En su defensa, propuso como excepciones de fondo las de cosa juzgada, prescripción, cobro de lo no debido, fraude procesal, temeridad y mala fe (f.° 66 a 74, ibídem ). SENTENCIA DE PRIMERA INSTANCIA El Juzgado Segundo Laboral del Distrito Judicial de Bogotá, mediante fallo de 30 de julio de 2013, absolvió a la demandada de todos los pedimentos (f.° 144, 145, cuaderno principal).
SENTENCIA DE SEGUNDA INSTANCIA La Sala Laboral del Tribunal Superior del Distrito Judicial de Bogotá, mediante la decisión que se revisa, confirmó la sentencia de primer grado, de la cual conoció en el grado jurisdiccional de consulta. En lo que interesa al recurso extraordinario, el Tribunal precisó que por el hecho de haber suscrito las partes la conciliación obrante a folio 85 a 90 del cuaderno principal, no puede tenerse como conciliada la seguridad social, por ser una prerrogativa irrenunciable e imprescriptible, de orden público.
A renglón seguido, anotó que el demandado aceptó la existencia relación laboral, desde el 16 de marzo de 1995 y hasta el 10 de marzo de 2004, por lo que consideró necesario verificar si, como afirmaba el actor, esta se extendió, desde el 1º de noviembre de 1978 hasta el 10 de marzo de 2004. Revisó la carta de terminación de contrato con justa causa obrante a folio 16 del cuaderno principal, el comprobante de pago de la primera quincena de noviembre de 2000 (f.° 17, ibídem ); la liquidación final de prestaciones sociales que contiene como extremo inicial el 16 de marzo de 1995 (f.° 18 y 19, ibídem ); la reclamación de cumplimiento de obligaciones laborales de fecha 9 de marzo de 2004 (f.° 20 a 24, ibídem ), donde indica como fecha de inicio de la relación laboral fue el año « 1968 »; resumen de semanas cotizadas ante el ISS, en diferentes períodos y con distintos empleadores: de julio de 1988 a julio de 1989 y de marzo de 1973 a junio de 1976 con Hernando Rojas G;
Aviopartes de febrero a octubre de 1978 y desde 1995 hasta el 2004 y luego más cotizaciones por otros empleadores; certificación expedida por el empleador a folio 37 ibídem, que indica que laboraba en la empresa, desde el año 1976. Resaltó, que el demandado, en el interrogatorio de parte, aceptó, que el demandante, laboraba en el área administrativa y contable, desde 1995, encargado del área de nómina; que para el año 1976, tanto él como el actor estaban vinculados al servicio de otro empleador.

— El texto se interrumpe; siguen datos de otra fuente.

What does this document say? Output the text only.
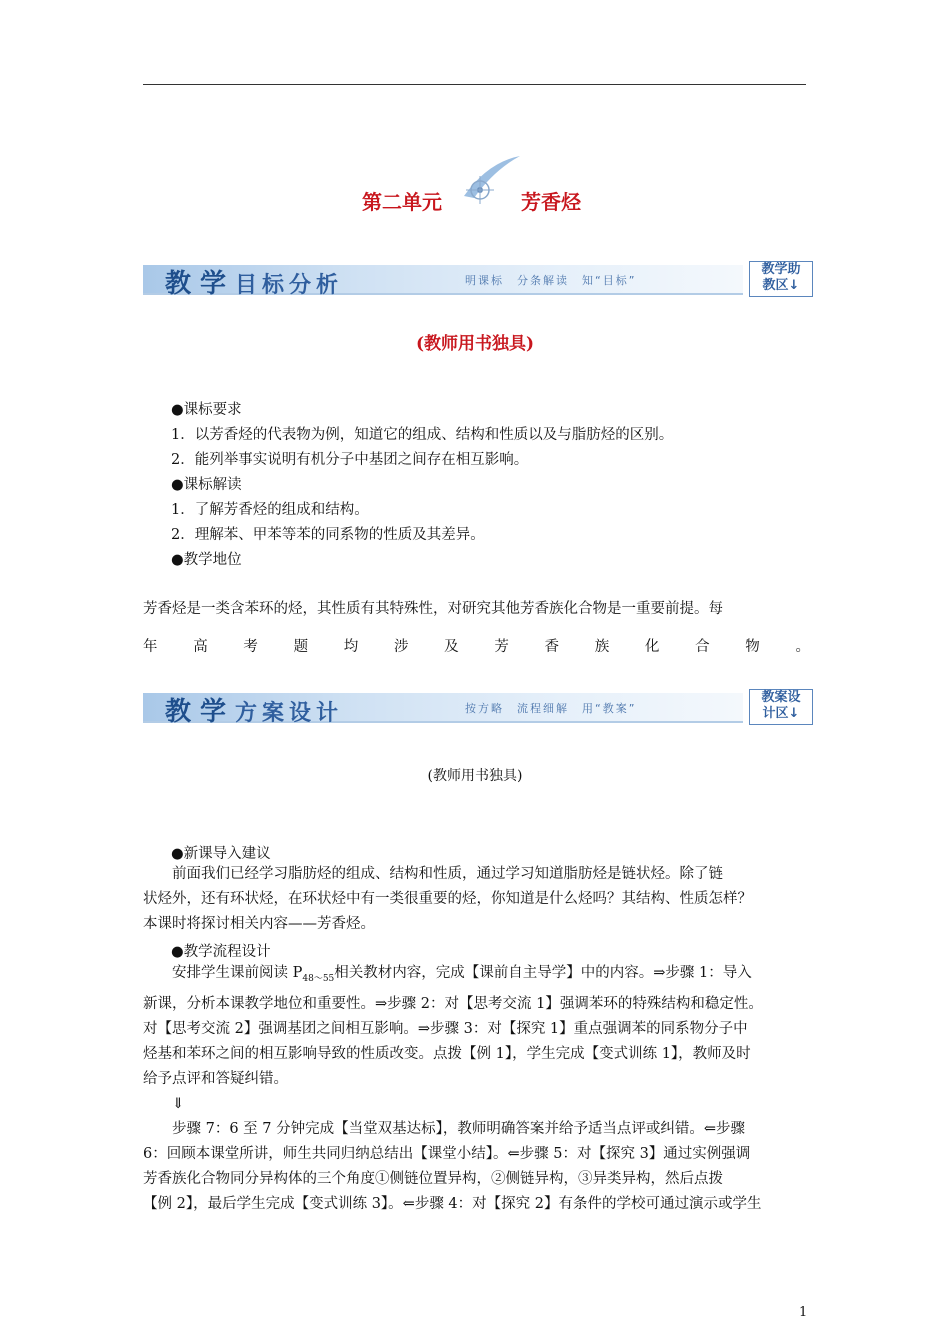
第二单元	芳香烃
教学目标分析	明课标　分条解读　知“目标”
教学助
教区↓
(教师用书独具)
●课标要求
1．以芳香烃的代表物为例，知道它的组成、结构和性质以及与脂肪烃的区别。
2．能列举事实说明有机分子中基团之间存在相互影响。
●课标解读
1．了解芳香烃的组成和结构。
2．理解苯、甲苯等苯的同系物的性质及其差异。
●教学地位
芳香烃是一类含苯环的烃，其性质有其特殊性，对研究其他芳香族化合物是一重要前提。每
年 高 考 题 均 涉 及 芳 香 族 化 合 物 。
教学方案设计	按方略　流程细解　用“教案”
教案设
计区↓
(教师用书独具)
●新课导入建议

前面我们已经学习脂肪烃的组成、结构和性质，通过学习知道脂肪烃是链状烃。除了链

状烃外，还有环状烃，在环状烃中有一类很重要的烃，你知道是什么烃吗？其结构、性质怎样？

本课时将探讨相关内容——芳香烃。

●教学流程设计

安排学生课前阅读 $P_{48\sim 55}$相关教材内容，完成【课前自主导学】中的内容。⇒步骤 1：导入

新课，分析本课教学地位和重要性。⇒步骤 2：对【思考交流 1】强调苯环的特殊结构和稳定性。

对【思考交流 2】强调基团之间相互影响。⇒步骤 3：对【探究 1】重点强调苯的同系物分子中

烃基和苯环之间的相互影响导致的性质改变。点拨【例 1】，学生完成【变式训练 1】，教师及时

给予点评和答疑纠错。

⇓

步骤 7：6 至 7 分钟完成【当堂双基达标】，教师明确答案并给予适当点评或纠错。⇐步骤

6：回顾本课堂所讲，师生共同归纳总结出【课堂小结】。⇐步骤 5：对【探究 3】通过实例强调

芳香族化合物同分异构体的三个角度①侧链位置异构，②侧链异构，③异类异构，然后点拨

【例 2】，最后学生完成【变式训练 3】。⇐步骤 4：对【探究 2】有条件的学校可通过演示或学生

1
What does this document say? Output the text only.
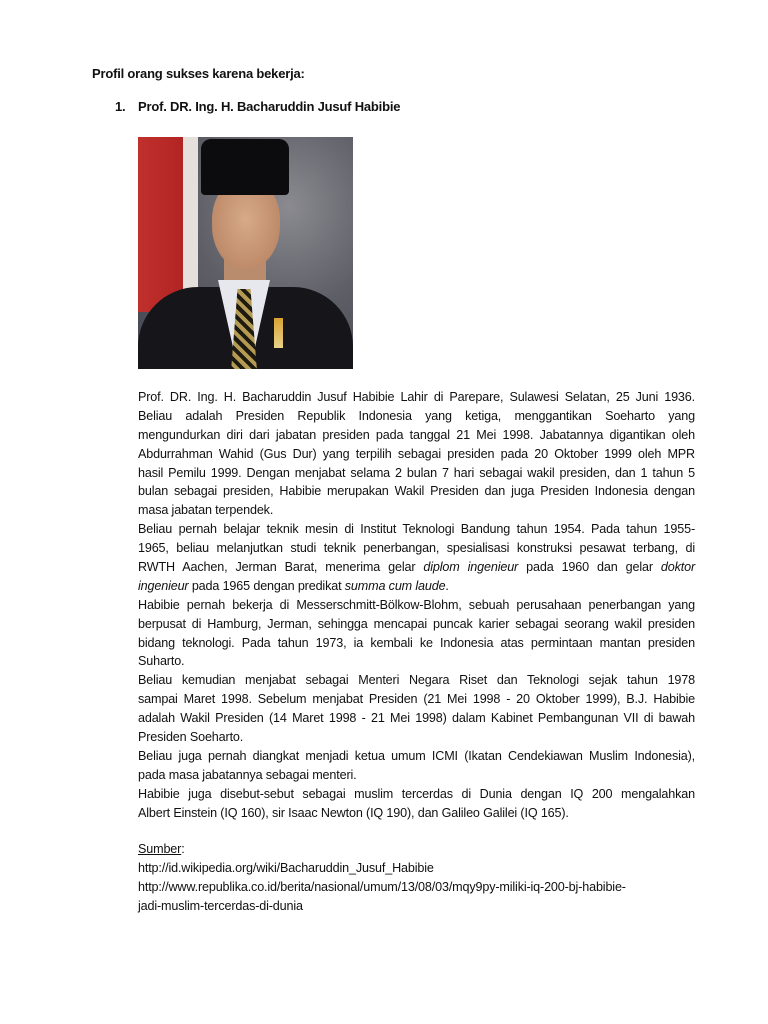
Profil orang sukses karena bekerja:
1. Prof. DR. Ing. H. Bacharuddin Jusuf Habibie
Prof. DR. Ing. H. Bacharuddin Jusuf Habibie Lahir di Parepare, Sulawesi Selatan, 25 Juni 1936.
Beliau adalah Presiden Republik Indonesia yang ketiga, menggantikan Soeharto yang
mengundurkan diri dari jabatan presiden pada tanggal 21 Mei 1998. Jabatannya digantikan oleh
Abdurrahman Wahid (Gus Dur) yang terpilih sebagai presiden pada 20 Oktober 1999 oleh MPR
hasil Pemilu 1999. Dengan menjabat selama 2 bulan 7 hari sebagai wakil presiden, dan 1 tahun 5
bulan sebagai presiden, Habibie merupakan Wakil Presiden dan juga Presiden Indonesia dengan
masa jabatan terpendek.
Beliau pernah belajar teknik mesin di Institut Teknologi Bandung tahun 1954. Pada tahun 1955-
1965, beliau melanjutkan studi teknik penerbangan, spesialisasi konstruksi pesawat terbang, di
RWTH Aachen, Jerman Barat, menerima gelar diplom ingenieur pada 1960 dan gelar doktor
ingenieur pada 1965 dengan predikat summa cum laude.
Habibie pernah bekerja di Messerschmitt-Bölkow-Blohm, sebuah perusahaan penerbangan yang
berpusat di Hamburg, Jerman, sehingga mencapai puncak karier sebagai seorang wakil presiden
bidang teknologi. Pada tahun 1973, ia kembali ke Indonesia atas permintaan mantan presiden
Suharto.
Beliau kemudian menjabat sebagai Menteri Negara Riset dan Teknologi sejak tahun 1978
sampai Maret 1998. Sebelum menjabat Presiden (21 Mei 1998 - 20 Oktober 1999), B.J. Habibie
adalah Wakil Presiden (14 Maret 1998 - 21 Mei 1998) dalam Kabinet Pembangunan VII di bawah
Presiden Soeharto.
Beliau juga pernah diangkat menjadi ketua umum ICMI (Ikatan Cendekiawan Muslim Indonesia),
pada masa jabatannya sebagai menteri.
Habibie juga disebut-sebut sebagai muslim tercerdas di Dunia dengan IQ 200 mengalahkan
Albert Einstein (IQ 160), sir Isaac Newton (IQ 190), dan Galileo Galilei (IQ 165).
Sumber:
http://id.wikipedia.org/wiki/Bacharuddin_Jusuf_Habibie
http://www.republika.co.id/berita/nasional/umum/13/08/03/mqy9py-miliki-iq-200-bj-habibie-
jadi-muslim-tercerdas-di-dunia
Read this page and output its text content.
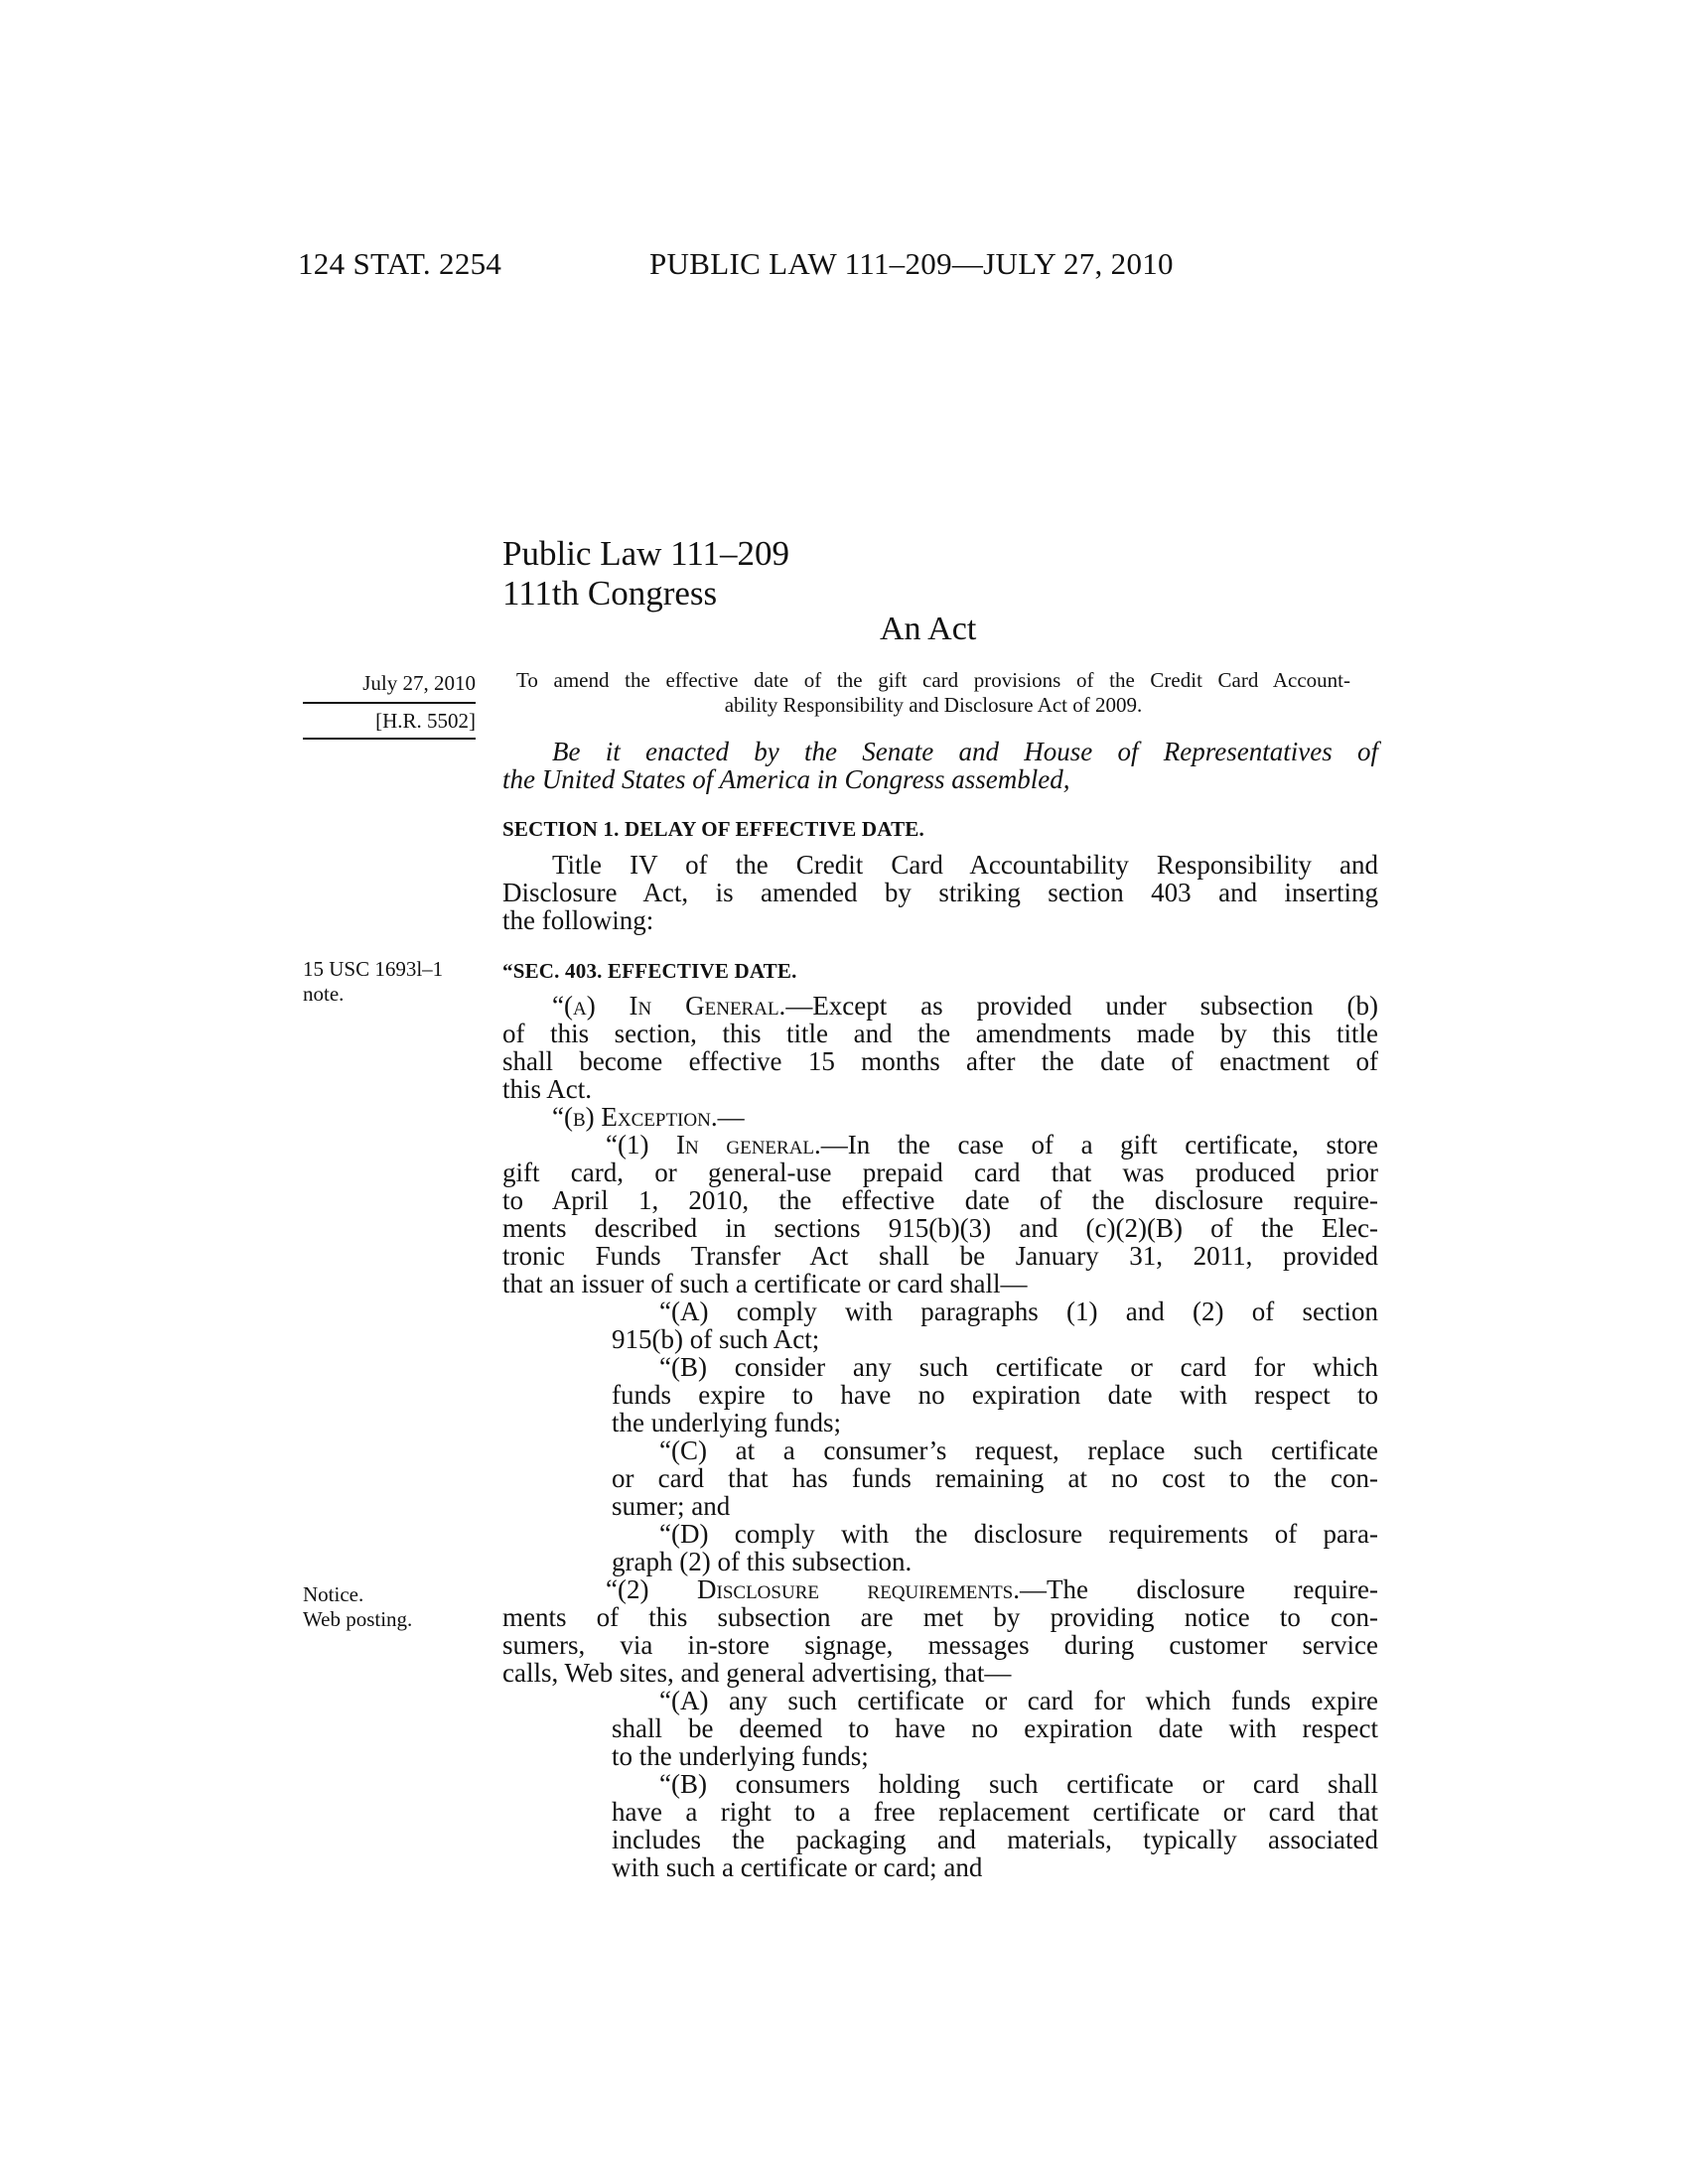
124 STAT. 2254	PUBLIC LAW 111–209—JULY 27, 2010
Public Law 111–209
111th Congress
An Act
July 27, 2010
[H.R. 5502]
To amend the effective date of the gift card provisions of the Credit Card Account-
ability Responsibility and Disclosure Act of 2009.
Be it enacted by the Senate and House of Representatives of
the United States of America in Congress assembled,
SECTION 1. DELAY OF EFFECTIVE DATE.
Title IV of the Credit Card Accountability Responsibility and
Disclosure Act, is amended by striking section 403 and inserting
the following:
15 USC 1693l–1
note.
“SEC. 403. EFFECTIVE DATE.
“(a) In General.—Except as provided under subsection (b)
of this section, this title and the amendments made by this title
shall become effective 15 months after the date of enactment of
this Act.
“(b) Exception.—
“(1) In general.—In the case of a gift certificate, store
gift card, or general-use prepaid card that was produced prior
to April 1, 2010, the effective date of the disclosure require-
ments described in sections 915(b)(3) and (c)(2)(B) of the Elec-
tronic Funds Transfer Act shall be January 31, 2011, provided
that an issuer of such a certificate or card shall—
“(A) comply with paragraphs (1) and (2) of section
915(b) of such Act;
“(B) consider any such certificate or card for which
funds expire to have no expiration date with respect to
the underlying funds;
“(C) at a consumer’s request, replace such certificate
or card that has funds remaining at no cost to the con-
sumer; and
“(D) comply with the disclosure requirements of para-
graph (2) of this subsection.
“(2) Disclosure requirements.—The disclosure require-
ments of this subsection are met by providing notice to con-
sumers, via in-store signage, messages during customer service
calls, Web sites, and general advertising, that—
“(A) any such certificate or card for which funds expire
shall be deemed to have no expiration date with respect
to the underlying funds;
“(B) consumers holding such certificate or card shall
have a right to a free replacement certificate or card that
includes the packaging and materials, typically associated
with such a certificate or card; and
Notice.
Web posting.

En su declaración, el demandante manifestó que fue pensionado en el año 2010; que laboraba en la casa paterna y le pagaban por los dibujos; que, en el año 1978, trabajó en Aviopartes y, luego, con el demandado, hasta 2004. De las testimoniales escuchadas, señaló que Guillermo Garzón Rojas, quien manifestó ser cuñado de las partes, los conoció en 1980, pero no sabe las particularidades de esta relación, ni de qué trata la primera demanda entre ellos.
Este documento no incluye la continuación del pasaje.